STOCKHOLDER COMMUNICATIONS WITH THE BOARD OF DIRECTORS
Stockholders may communicate with the board of directors or any of its directors. Stockholders who wish to communicate with the board of directors may do so by sending written communications addressed to our Secretary, c/o RREEF Property Trust, Inc., 875 Third Avenue, 26th floor, New York, New York, 10022, except in situations where such communications relate to accounting matters, in which case, stockholders should send such communications to the Chairman, RREEF Property Trust, Inc. Audit Committee at the address above. All communications will be compiled by our Secretary, who will determine whether they should be presented to our board of directors. The purpose of this screening is to avoid having our board of directors consider irrelevant or inappropriate communications (such as advertisements and solicitations). Our Secretary will submit all appropriate communications to our board of directors, the Audit Committee or the relevant individual director(s), as appropriate. All communications directed to the Audit Committee that relate to questionable accounting or auditing matters involving our company will be promptly and directly forwarded to the Audit Committee.

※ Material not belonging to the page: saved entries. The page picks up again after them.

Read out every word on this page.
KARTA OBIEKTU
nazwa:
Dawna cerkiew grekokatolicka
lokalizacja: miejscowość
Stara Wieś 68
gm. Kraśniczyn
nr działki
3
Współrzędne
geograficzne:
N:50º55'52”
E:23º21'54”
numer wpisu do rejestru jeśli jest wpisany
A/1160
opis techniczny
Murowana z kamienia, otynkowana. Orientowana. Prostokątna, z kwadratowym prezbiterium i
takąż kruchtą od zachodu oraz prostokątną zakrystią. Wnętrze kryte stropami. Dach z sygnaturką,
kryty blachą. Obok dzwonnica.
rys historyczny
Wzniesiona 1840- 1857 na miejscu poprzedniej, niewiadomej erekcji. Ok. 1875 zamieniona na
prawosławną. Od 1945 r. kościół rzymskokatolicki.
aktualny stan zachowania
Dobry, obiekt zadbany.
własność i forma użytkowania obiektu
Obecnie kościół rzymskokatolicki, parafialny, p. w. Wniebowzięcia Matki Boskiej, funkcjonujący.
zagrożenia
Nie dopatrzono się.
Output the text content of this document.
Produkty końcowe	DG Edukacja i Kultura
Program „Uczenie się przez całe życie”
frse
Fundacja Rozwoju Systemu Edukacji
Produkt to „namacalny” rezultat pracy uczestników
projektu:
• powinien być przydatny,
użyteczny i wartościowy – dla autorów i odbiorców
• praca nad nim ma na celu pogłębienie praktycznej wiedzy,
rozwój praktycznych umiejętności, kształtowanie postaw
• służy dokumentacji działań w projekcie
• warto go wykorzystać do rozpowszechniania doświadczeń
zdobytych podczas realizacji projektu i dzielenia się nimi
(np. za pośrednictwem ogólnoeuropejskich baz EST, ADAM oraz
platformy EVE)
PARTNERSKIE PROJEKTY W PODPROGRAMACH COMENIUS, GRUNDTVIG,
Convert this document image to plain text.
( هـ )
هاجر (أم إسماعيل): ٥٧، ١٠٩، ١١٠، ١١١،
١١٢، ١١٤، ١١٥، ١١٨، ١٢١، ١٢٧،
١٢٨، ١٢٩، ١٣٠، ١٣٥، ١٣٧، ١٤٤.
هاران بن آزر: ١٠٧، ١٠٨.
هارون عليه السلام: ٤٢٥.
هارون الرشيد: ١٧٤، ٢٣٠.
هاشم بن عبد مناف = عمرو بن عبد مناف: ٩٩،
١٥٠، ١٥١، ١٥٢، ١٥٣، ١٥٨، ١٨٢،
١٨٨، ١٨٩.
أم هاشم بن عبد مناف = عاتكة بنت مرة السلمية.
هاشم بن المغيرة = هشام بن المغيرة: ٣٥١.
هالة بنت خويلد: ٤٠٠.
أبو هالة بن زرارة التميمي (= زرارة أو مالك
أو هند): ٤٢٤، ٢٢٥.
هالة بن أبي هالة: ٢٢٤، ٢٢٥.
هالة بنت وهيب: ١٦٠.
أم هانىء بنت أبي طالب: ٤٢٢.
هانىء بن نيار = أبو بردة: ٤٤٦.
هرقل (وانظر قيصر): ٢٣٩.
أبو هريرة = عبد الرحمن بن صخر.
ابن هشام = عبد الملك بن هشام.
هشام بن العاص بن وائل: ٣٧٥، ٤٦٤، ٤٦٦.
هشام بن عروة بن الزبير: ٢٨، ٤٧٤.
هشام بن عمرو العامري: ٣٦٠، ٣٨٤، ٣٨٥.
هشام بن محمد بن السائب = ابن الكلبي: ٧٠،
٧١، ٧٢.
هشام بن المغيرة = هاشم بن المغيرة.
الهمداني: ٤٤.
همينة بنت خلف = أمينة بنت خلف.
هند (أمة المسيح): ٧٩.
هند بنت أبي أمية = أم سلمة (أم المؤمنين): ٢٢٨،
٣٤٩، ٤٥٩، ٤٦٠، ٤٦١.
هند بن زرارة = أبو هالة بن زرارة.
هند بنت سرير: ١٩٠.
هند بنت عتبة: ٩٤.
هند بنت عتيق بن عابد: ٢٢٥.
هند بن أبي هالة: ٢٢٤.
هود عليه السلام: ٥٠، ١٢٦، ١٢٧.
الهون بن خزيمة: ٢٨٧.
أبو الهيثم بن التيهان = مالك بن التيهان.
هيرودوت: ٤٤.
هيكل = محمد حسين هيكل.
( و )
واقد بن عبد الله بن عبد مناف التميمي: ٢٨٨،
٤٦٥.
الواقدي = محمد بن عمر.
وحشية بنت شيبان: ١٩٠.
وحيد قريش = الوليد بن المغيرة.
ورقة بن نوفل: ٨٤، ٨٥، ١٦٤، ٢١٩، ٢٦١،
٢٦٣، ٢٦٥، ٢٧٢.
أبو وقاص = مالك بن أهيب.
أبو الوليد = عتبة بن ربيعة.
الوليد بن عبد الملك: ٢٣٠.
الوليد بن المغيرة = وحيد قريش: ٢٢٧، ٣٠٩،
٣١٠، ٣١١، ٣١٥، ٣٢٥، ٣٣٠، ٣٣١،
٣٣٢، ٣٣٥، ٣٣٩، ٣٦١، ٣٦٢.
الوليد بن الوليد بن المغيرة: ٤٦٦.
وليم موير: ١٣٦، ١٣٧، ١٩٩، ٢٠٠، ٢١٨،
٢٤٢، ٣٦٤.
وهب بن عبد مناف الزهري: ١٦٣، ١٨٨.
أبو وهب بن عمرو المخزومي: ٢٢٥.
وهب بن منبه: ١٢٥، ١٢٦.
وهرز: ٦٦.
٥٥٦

INCORPORATION BY REFERENCE
This proxy statement includes several website addresses. These website addresses are intended to provide inactive, textual references only. The information on these websites is not part of this proxy statement.
OTHER MATTERS
Our management does not know of any other matters to come before the Annual Meeting. If, however, any other matters do come before the Annual Meeting, it is the intention of the persons designated as proxies to vote in accordance with their discretion on such matters.
By Order of the Board of Directors
/s/ Vikram Mehra
Vikram Mehra
Secretary
March 30, 2020
A copy of our Annual Report on Form 10-K for the fiscal year ended December 31, 2019 is available without charge upon written request to RREEF Property Trust, Inc., PO Box 219985, Kansas City, Missouri 64121-9985.